Mouth of Sauron Sarah Sanders says nobody in Congress is smart enough to parse Trump's tax returns anyway, so why bother? Apparently she missed the fact that three House Democrats (and several Republicans) are CPAs.
In attacking the fight to obtain Trump's tax returns, White House press secretary Sarah Sanders argued that members of Congress aren't smart enough to understand them anyway.
But three Democratic members of Congress are trained as certified public accountants -- professionals licensed by their states to do just that.
The Congressional Research Service said there are 10 accountants in this Congress, including two senators and eight House members.
As certified public accountants, they had to pass an exam and meet their states' work and education requirements.
Rep. Brad Sherman of California is a tax law specialist and a CPA, and he was an instructor at Harvard Law School's International Tax Program, according to his biography. He sits on the House Committee on Financial Services.
Rep. Collin Peterson of Minnesota, who was first elected in 1991, was a CPA and small business owner in Detroit Lakes before joining Congress.
And Rep. Tom Suozzi of New York is trained as an attorney and a CPA and previously worked as an auditor for Arthur Andersen & Co. He is a member of the House Ways and Means Committee -- the committee that writes many of the country's tax laws, and the committee requesting Trump's tax returns.
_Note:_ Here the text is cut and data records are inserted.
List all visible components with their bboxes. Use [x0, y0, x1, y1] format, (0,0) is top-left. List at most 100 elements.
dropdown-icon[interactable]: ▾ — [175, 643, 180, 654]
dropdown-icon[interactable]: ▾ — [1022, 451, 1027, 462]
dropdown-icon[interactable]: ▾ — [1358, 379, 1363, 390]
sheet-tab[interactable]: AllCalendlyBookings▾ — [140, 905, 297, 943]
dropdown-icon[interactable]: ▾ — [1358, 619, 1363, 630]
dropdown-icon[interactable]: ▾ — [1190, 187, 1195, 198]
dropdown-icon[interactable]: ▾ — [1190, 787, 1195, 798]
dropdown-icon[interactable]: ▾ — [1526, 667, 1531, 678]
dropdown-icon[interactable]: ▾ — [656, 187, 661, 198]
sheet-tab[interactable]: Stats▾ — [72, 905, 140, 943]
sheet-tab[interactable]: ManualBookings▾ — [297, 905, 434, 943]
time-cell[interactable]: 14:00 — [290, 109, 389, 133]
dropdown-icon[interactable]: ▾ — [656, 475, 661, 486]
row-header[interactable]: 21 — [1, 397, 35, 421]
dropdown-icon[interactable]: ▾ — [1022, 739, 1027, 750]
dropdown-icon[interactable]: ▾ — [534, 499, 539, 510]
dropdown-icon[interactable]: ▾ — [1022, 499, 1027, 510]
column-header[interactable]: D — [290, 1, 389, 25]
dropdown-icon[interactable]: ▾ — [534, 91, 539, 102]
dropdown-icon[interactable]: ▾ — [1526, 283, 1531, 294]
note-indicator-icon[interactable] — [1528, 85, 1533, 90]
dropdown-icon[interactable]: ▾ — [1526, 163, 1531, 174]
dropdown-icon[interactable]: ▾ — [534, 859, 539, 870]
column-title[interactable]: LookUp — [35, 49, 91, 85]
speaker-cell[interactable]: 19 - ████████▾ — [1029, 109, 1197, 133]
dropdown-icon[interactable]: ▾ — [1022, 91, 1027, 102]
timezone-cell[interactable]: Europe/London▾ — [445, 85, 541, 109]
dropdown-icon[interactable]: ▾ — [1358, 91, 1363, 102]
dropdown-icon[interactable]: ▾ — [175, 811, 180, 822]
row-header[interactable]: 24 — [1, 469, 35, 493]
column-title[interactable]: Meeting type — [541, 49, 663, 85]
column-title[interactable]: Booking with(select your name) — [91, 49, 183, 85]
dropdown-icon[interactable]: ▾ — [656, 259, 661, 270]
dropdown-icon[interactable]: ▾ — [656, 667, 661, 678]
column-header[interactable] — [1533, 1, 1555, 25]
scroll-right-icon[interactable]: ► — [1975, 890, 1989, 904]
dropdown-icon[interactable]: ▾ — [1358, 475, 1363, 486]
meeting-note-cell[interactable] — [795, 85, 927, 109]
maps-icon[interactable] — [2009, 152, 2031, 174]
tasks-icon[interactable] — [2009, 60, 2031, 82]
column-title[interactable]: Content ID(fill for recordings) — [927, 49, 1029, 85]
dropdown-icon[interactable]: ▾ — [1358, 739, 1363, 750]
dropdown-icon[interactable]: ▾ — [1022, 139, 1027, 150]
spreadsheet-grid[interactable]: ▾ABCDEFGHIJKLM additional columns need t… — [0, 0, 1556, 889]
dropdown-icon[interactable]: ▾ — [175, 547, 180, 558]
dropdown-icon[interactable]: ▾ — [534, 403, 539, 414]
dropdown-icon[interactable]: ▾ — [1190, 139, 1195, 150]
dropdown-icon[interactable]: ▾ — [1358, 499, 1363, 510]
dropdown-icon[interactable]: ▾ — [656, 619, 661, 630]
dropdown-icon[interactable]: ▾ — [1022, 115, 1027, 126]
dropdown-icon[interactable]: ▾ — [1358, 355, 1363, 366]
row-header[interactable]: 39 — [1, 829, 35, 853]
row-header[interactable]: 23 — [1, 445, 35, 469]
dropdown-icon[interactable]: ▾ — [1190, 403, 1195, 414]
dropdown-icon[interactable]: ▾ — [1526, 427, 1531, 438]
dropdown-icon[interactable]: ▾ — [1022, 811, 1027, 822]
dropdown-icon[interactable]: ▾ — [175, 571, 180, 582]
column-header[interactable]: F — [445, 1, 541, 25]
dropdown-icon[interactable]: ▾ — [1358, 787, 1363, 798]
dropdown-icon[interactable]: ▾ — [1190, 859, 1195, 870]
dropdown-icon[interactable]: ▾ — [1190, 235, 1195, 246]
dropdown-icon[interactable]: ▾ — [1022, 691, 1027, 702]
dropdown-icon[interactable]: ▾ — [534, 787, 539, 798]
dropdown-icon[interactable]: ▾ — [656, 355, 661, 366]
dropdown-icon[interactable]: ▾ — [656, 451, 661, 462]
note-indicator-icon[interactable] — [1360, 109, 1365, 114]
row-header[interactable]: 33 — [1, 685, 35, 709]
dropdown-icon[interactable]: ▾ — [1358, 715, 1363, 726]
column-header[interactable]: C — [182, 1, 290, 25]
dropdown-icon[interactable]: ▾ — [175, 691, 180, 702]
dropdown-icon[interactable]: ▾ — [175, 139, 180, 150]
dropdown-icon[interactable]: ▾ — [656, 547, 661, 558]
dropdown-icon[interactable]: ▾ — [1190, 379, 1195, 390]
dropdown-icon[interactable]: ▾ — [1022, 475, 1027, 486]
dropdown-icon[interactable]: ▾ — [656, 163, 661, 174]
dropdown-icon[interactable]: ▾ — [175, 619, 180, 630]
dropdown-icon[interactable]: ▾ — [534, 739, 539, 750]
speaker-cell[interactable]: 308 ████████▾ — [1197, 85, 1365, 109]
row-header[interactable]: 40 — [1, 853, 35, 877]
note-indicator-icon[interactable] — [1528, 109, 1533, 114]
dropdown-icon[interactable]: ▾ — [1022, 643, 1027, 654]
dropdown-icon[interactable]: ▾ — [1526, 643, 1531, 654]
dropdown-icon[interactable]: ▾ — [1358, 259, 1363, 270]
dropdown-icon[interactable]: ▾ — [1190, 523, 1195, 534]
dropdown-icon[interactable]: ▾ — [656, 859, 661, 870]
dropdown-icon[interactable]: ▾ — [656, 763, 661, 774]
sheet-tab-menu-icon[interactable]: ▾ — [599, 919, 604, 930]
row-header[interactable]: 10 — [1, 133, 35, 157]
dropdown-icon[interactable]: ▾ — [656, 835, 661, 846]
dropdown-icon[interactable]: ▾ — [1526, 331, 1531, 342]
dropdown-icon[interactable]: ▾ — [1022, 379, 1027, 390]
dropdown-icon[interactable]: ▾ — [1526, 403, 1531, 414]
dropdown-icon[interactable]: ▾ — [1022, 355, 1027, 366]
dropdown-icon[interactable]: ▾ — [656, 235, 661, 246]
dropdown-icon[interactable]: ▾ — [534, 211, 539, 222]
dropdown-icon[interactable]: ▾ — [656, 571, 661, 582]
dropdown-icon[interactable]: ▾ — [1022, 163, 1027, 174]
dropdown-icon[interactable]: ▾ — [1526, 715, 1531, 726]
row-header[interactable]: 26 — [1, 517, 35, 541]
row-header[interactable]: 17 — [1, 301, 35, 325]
Suozzi especially may have a big role to play here, being on Ways & Means and having been a professional tax auditor, exactly the kind of smarts needed to understand Trump's tax games.
Meanwhile, Trump is outright threatening legal action against any accounting firms that cooperate with the Democratic subpoena.
President Donald Trump’s attorneys are warning of potential legal action if an accounting firm turns over a decade of the president’s financial records to the House Oversight and Reform Committee.
Trump attorneys William S. Consovoy and Stefan Passantino are urging Mazars USA not to comply with a subpoena that Oversight Chairman Elijah Cummings (D-Md.) plans to issue on Monday for Trump’s financial documents, calling it a politically motivated scheme to take down the president.
“It is no secret that the Democrat Party has decided to use its new House majority to launch a flood of investigations into the president’s personal affairs in hopes of using anything they can find to damage him politically,” Consovoy and Passantino wrote to Jerry D. Bernstein, Mazars’ outside counsel.
The attorneys said they were formally putting Mazars ”on notice” — an implicit threat of legal action. They also urged Bernstein to hold off on providing the documents to Cummings until the subpoena can be litigated in court, suggesting that a protracted legal battle is likely to ensue.
“The Democrats’ fervor has only intensified after the special counsel squelched their ‘Russia collusion’ narrative,” the attorneys continued, outlining a series of legal precedents that they argue prevents Mazars from complying with Cummings’ subpoena.
Let the games then begin. They will take years to play out, and there's a very good chance that Trump's tax returns will be a moot point by the time this is all settled.